Pour les fibres, on utilise principalement de la paille. Ensuite, on peut se tourner vers d'autres sources. Par exemple, il m’est arrivé de travailler avec de la paille d’Espagne, car ici, les agriculteurs avaient des difficultés à en trouver. Mais en général, on collabore beaucoup avec les agriculteurs. Chaque artisan construit son propre réseau pour trouver les fibres, car on ne va pas chez le marchand de matériaux. C'est un système qui crée beaucoup de liens et de connexions, qui grandissent petit à petit. Et c’est vrai que, ici, cela prend de plus en plus d’ampleur.
Peut-on parler de la spécificité des chantiers en bauge ? Est-ce que tu travailles de la bauge toute l'année ou seulement pendant une période spécifique ? Quand tu ne travailles pas la bauge, que fais-tu ? Tu mentionnais que tu faisais de l'adobe avec une association de réinsertion. Comment tu gères les périodes sans chantier ?
Nous travaillons toute l'année, même si on aimerait réduire un peu notre charge de travail. La Bauge, par exemple, ce n’est pas quelque chose qu’on nous demande tout le temps. C’est plutôt une activité qui se fait au printemps et au début de l’automne. L’idéal serait de pouvoir gérer un projet en une seule fois, sans avoir à repartir sur une nouvelle saison. L'été, c’est surtout dédié aux ravalements. Ensuite, on a toujours des travaux annexes à faire, comme des réhabilitations, des ouvertures ou des interventions sur la maçonnerie. On essaie de réserver ces tâches, comme les reprises de maçonnerie sur les vieux bâtiments, pour l’hiver. Cependant, parfois, un ravalement implique des pathologies plus importantes, donc ce n’est pas seulement un ravalement, mais un travail de maçonnerie plus lourd, avec des carrés de chêne et beaucoup de maçonnerie. En réalité, il n’y a rien de mystérieux dans tout ça. On me dit souvent qu’il faut garder les enduits intérieurs pour l’hiver, mais ça ne fonctionne jamais comme ça. En fait, on est très contents de faire des enduits intérieurs, même en dehors de la saison.
Tu disais que désormais, ce sont les clients qui viennent à toi parce que la construction en terre est une spécialité. Qu'est-ce que tu pourrais transmettre à un jeune entrepreneur en bâtiment qui voudrait se lancer dans ce domaine, mais qui n'a pas encore de réseau ni de clientèle ? À partir de quel moment un projet peut-il commencer à fonctionner ?

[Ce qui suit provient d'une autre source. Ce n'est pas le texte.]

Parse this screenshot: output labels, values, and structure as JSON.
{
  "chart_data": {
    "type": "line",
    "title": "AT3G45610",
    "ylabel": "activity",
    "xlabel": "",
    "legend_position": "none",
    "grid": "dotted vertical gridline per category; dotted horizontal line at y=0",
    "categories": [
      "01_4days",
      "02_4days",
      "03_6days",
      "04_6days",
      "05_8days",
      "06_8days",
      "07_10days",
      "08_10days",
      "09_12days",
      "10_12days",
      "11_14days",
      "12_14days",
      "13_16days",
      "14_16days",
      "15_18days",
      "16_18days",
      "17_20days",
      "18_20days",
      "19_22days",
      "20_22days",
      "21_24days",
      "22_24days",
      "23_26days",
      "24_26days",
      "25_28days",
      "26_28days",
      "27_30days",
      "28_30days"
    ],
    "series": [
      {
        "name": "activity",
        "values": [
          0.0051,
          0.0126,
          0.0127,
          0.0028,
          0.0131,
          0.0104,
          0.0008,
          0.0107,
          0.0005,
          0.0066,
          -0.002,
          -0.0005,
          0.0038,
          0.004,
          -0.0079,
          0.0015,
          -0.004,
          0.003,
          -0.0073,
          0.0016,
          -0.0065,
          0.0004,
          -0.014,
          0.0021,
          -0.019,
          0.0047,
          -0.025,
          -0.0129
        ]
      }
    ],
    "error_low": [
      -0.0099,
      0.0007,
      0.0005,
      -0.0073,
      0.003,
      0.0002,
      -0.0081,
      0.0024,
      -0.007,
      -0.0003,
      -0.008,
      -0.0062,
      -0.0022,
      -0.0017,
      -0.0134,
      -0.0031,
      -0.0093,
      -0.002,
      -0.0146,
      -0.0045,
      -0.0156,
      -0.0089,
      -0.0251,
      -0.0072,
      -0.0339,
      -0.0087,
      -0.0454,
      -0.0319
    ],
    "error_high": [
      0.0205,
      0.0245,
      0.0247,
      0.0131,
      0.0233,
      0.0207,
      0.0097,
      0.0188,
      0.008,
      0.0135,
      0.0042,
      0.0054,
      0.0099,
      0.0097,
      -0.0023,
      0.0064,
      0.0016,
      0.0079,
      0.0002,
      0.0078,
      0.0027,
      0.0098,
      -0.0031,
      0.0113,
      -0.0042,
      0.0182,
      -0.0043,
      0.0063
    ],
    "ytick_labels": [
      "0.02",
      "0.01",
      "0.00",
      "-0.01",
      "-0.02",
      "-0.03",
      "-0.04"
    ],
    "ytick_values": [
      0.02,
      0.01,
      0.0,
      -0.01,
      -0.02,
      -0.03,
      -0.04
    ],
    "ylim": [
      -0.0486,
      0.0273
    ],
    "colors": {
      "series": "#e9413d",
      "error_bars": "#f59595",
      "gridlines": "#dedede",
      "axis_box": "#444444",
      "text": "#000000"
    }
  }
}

Ce serait assez difficile pour moi de donner des conseils à quelqu'un qui voudrait se lancer dans ce domaine. L’avantage, ce qui pourrait orienter cette personne, c’est d’y croire réellement et de ne pas faire ça pour l’argent, car ce n’est pas un métier où l’on fait fortune. On fait ça avant tout parce qu’on y trouve un véritable intérêt. Et puis, bien travailler permet de retrouver d’autres chantiers. Aujourd’hui, ce qui est essentiel, c’est de bien communiquer sur Internet. C’est comme ça que ça fonctionne maintenant. Souvent, c’est un aspect que les maçons ont du mal à saisir : c’est difficile d’être à la fois un bon artisan et de maîtriser les réseaux sociaux. Quand on est entrepreneur, on est sollicité de toutes parts, on doit être bon dans de nombreux domaines. Il faut aussi savoir être bon en relationnel, pour être bienveillant avec ses ouvriers, et gérer tout un tas d’autres aspects. Que ce soit dans le travail de la terre ou autre chose, au final, c’est pareil. L’essentiel, c’est d’y croire et de savoir pourquoi on fait ce métier.